Cette grande vague d’exode a touché entre autres le personnel médical et paramédical travaillant à l’hôpital général de la ville qui ne peut plus compter que sur un médecin chirurgien, le Dr Kamel, avec quelques bénévoles ayant suivi autrefois des cycles de formation en soins infirmiers.
Et bien que tout le monde dans la ville d’Oubari soit concerné par le risque d’être atteint d’une balle perdue ou blessé par un éclat d’obus aveugle, ce qui aggrave davantage le drame des habitants durant cette dernière période, c’est la propagation d’une épidémie de fièvre typhoïde et l’augmentation des cas d’empoisonnements par piqures de scorpions venimeux. En effet, l’hôpital et le dispensaire du Projet accueillent quotidiennement de nombreuses femmes avec leurs enfants se plaignant, pour la plupart, de piqures de scorpions et d’allergies accompagnées de fièvres totalement inexpliquées.
Mariem Ahmed est venue afin qu’on lui diagnostique les rasions des poussées de fièvre dont son fils Mohamed est victime : « Mon fils n’a pas dormi depuis deux jours ; sa fièvre ne descend pas même quand je lui donne les calmants et les médicaments ». D’après le chirurgien faisant fonction de médecin généraliste au dispensaire du projet, Dr Abdessalem Mohamed, il s’agit d’un cas parmi tant d’autres qui viennent tous les jours demander des soins et dont 60 % sont atteints de fièvre typhoïde.
Dans une totale ignorance des facteurs qui sont à l’origine de cette fièvre et dans un manque absolu des antibiotiques adéquats au traitement, la gravité de cette maladie ne cesse de s’accroître en s’accompagnant, selon la même source, d’une prolifération d’allergies qui trouveraient leur origine dans les dégâts engendrés par les émanations des missiles tombant à chaque instant sur la ville.
D’autre part, Aicha Ilyes, l’une des bénévoles travaillant au service de microchirurgie de l’Hôpital Général d’Oubari, explique : « Il est connu que les scorpions et les insectes venimeux prolifèrent pendant l’été, plus particulièrement dans les régions sahariennes, ce qui nécessite des mesures spéciales afin de fournir les vaccins dont la pénurie est à l’origine de la mort de nombre d’enfants pour qui nous n’avons rien pu faire… ».
Le responsable de la pharmacie à l’Hôpital Général d’Oubari évoque les mauvaises conditions sanitaires et la pénurie extrême d’antibiotiques pédiatriques, de médicaments contre le rhume et l’allergie, des vaccins contre les piqures de scorpions, des lotions et remèdes dermatologiques et des instruments chirurgicaux. Il a enfin lancé un appel au Ministère de la Santé et, derrière lui, au Gouvernement du Salut, pour qu’ils procèdent à un ravitaillement urgent de l’Hôpital Général d’Oubari.

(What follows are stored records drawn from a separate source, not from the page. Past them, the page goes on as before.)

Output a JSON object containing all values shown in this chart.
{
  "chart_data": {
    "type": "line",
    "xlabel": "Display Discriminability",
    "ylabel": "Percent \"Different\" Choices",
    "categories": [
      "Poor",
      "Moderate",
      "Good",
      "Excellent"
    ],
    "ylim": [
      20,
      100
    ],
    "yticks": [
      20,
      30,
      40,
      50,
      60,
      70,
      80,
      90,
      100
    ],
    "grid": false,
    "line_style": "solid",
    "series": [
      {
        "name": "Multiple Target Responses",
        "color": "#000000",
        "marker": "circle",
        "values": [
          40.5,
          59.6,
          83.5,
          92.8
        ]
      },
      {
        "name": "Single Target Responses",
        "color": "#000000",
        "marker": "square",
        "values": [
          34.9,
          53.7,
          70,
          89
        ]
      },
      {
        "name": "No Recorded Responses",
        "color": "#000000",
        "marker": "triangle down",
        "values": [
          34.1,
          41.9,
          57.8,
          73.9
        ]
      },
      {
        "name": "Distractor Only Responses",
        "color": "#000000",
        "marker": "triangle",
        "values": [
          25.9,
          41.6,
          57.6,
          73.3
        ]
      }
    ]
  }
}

Le conflit qui bat son plein dans le sud de la Libye a transformé l’oasis d’Awbari en une zone coupée du monde extérieur, au point que les civils y vivent comme des reclus quasi dépourvus de provisions et d’aide. La situation devient d’autant plus dramatique que l’hôpital ne peut plus continuer à fonctionner du fait que le matériel médical envoyé en quantités minuscules et insuffisantes a désormais très peu de chances de parvenir à destination à cause des nombreux barrages qui se multiplient tout au long de la route.
Rappelons que le pays a plongé dans une guerre généralisée, suite à la révolte de 2011 qui avait amené l’intervention militaire étrangère en vue de déchoir Moammar Kadhafi qui fut à la tête du pays pendant de longues années. Depuis, la Libye n’a plus jamais connu la stabilité, étant secouée en permanence par une sorte de guerre civile confrontant des tribus à des milices armées en conflit les unes contre les autres, à l’image de la lutte qui oppose la tribu des Touareg et celle des Toubou dans Oubari et dans ses alentours où éclatent souvent des escarmouches éparpillées pouvant aller des quartier résidentiels jusqu’au Mont Tindi qui surplombe une ville dont des zones entières sont désormais interdites aux civils.